100% agreed. When clear (and simple) rules are possible, vague rules just create opportunities for shady things. And yes, we have many, many laws that could be made simpler and therefore more clear. And if a programming language can help with that, that would be awesome.


But that doesn't mean freedom or flexibility for citizens. It means freedom and flexibility for the judiciary. For citizens, it takes away their freedom and flexibility because vague or contradictory laws (often coupled with severe penalties) create risk, or the perception of risk, where there wasn't meant to be any to begin with. It causes people to stop trying new things out of fear that Rule By Law will happen to them.

Whose freedom is more important? The people's, or their rulers? If you believe in enlightened rulers, you may legitimately conclude the latter, but for the rest of us, we'd rather the government be properly constrained. After all that's why laws are written down to begin with, it's why there is such a thing as the professional lawmaker.
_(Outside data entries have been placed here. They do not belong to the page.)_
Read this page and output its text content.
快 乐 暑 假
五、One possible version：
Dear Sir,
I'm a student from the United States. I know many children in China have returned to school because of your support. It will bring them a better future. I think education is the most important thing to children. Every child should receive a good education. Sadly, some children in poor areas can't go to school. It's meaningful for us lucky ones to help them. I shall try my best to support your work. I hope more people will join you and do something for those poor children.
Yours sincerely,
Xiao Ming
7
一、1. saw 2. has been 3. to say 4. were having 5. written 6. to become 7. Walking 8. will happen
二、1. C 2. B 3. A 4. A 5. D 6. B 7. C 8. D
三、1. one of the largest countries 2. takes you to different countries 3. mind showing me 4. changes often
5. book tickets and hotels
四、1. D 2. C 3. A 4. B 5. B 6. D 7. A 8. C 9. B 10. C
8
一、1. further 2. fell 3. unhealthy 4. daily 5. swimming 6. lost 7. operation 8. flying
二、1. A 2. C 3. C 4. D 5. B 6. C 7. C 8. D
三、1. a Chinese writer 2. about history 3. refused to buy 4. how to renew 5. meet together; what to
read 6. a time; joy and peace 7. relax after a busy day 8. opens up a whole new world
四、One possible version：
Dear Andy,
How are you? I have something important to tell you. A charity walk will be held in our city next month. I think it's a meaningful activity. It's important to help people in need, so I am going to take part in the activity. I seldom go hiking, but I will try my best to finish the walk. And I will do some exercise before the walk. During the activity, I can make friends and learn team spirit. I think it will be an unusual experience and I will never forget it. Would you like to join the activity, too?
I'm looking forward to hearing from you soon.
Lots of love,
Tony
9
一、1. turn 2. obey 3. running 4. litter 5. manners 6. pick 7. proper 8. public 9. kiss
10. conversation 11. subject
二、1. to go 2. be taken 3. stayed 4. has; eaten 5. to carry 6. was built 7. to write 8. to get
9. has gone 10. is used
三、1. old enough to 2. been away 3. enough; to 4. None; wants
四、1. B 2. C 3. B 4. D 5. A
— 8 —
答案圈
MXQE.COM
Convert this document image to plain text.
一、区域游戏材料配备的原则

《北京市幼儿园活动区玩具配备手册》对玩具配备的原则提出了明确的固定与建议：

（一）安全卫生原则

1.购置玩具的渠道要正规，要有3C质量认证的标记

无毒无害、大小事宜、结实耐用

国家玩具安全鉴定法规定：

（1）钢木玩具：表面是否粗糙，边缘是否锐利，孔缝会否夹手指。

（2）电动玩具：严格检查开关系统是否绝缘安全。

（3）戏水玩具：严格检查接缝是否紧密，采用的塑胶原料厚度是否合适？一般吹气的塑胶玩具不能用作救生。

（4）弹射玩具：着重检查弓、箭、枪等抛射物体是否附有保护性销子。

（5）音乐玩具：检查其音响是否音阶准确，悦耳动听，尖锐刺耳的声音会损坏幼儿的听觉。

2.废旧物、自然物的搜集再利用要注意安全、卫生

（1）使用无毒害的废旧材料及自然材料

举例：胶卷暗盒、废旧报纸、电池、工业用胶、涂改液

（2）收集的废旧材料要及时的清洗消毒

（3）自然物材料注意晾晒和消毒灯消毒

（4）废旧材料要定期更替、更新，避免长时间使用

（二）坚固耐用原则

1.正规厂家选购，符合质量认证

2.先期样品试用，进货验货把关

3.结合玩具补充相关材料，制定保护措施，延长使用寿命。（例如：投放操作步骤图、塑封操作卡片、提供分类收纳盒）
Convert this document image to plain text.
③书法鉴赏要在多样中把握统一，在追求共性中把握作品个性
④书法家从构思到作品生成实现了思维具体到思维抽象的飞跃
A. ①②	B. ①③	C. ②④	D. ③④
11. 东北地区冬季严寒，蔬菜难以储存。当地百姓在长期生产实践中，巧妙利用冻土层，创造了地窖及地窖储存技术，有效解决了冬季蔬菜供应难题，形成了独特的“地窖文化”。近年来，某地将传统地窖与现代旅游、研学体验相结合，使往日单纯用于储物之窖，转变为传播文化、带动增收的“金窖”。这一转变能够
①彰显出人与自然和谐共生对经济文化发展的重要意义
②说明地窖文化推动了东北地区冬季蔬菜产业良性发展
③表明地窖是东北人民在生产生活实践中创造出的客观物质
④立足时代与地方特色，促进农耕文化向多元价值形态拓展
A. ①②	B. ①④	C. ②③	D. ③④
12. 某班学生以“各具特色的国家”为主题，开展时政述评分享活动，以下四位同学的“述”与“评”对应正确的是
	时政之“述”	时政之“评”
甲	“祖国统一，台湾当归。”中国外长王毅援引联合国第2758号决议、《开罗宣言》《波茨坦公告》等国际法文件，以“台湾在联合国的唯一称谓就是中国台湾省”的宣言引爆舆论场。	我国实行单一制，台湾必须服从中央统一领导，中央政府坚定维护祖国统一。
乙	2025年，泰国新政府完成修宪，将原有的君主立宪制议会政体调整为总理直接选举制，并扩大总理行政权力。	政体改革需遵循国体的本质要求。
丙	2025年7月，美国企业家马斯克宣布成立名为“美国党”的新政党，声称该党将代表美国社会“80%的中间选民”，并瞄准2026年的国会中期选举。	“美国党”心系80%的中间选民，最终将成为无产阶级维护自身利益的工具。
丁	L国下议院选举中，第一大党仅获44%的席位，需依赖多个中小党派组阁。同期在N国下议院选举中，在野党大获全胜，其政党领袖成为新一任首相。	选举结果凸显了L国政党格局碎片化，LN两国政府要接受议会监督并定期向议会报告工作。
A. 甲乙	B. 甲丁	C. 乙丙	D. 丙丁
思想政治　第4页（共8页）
Vague law is usually not written due to some deep philosophy of law making, after all. Nobody really tries to defend it in practice. It's almost always a result of lazy or politically contentious lawmaking when the people writing the laws don't really know what they want in the first place, so trying to divine their intent will never get you far.


"But that doesn't mean freedom or flexibility for citizens. "

It does, because if laws want to cover every case, they need to be so verbatim and rule out so many possibilities, that in the end, every action is encoded in law, which will result in people only doing things that are explicitely allowed. That limits a lot.

Simple example, despite being an adult, I like to climb trees. And sometimes also in parks. So I had discussions with officials or or wannabe officials about: is this allowed? It turns out, there is no rule allowing it. But there is also usually no rule forbidding it. But most people default to, if it is not explicitely allowed, it must be forbidden (which is a very german thing, but is not unique to us).

Michael de Montagne, a old french philosopher who is also quoted around this thread, put it way better in words. I try to find the passage.


Can ambiguity be quantified, and/or codified? Risking sounding like a painfully naive layman, would it be possible to define the range in which to apply the rule as function of range of inputs? When uncertaintu on inputs increases or veers outside of some well known range, then bandwidth for the judge increases?


I think something like this exists actually, even though I can't think of a concrete example, but I am sure it is not easy to implement (in a just way) either.


Laws very often look for intent of actions as well as the actions themselves.

And they are ambiguous: "beyond reasonable doubt" is what, as a percentage, in your view?


> What are the benefits of ambiguous laws?

That they can deal with the massive amounts of ambiguity & blurred lines / grey areas the world has to offer. Too many of our everyday concepts can’t be expressed rigorously for a formal encoding & determinate decision process - a famous example being obscenity’s famed “I know it when I see it” definition - and many are highly context dependent.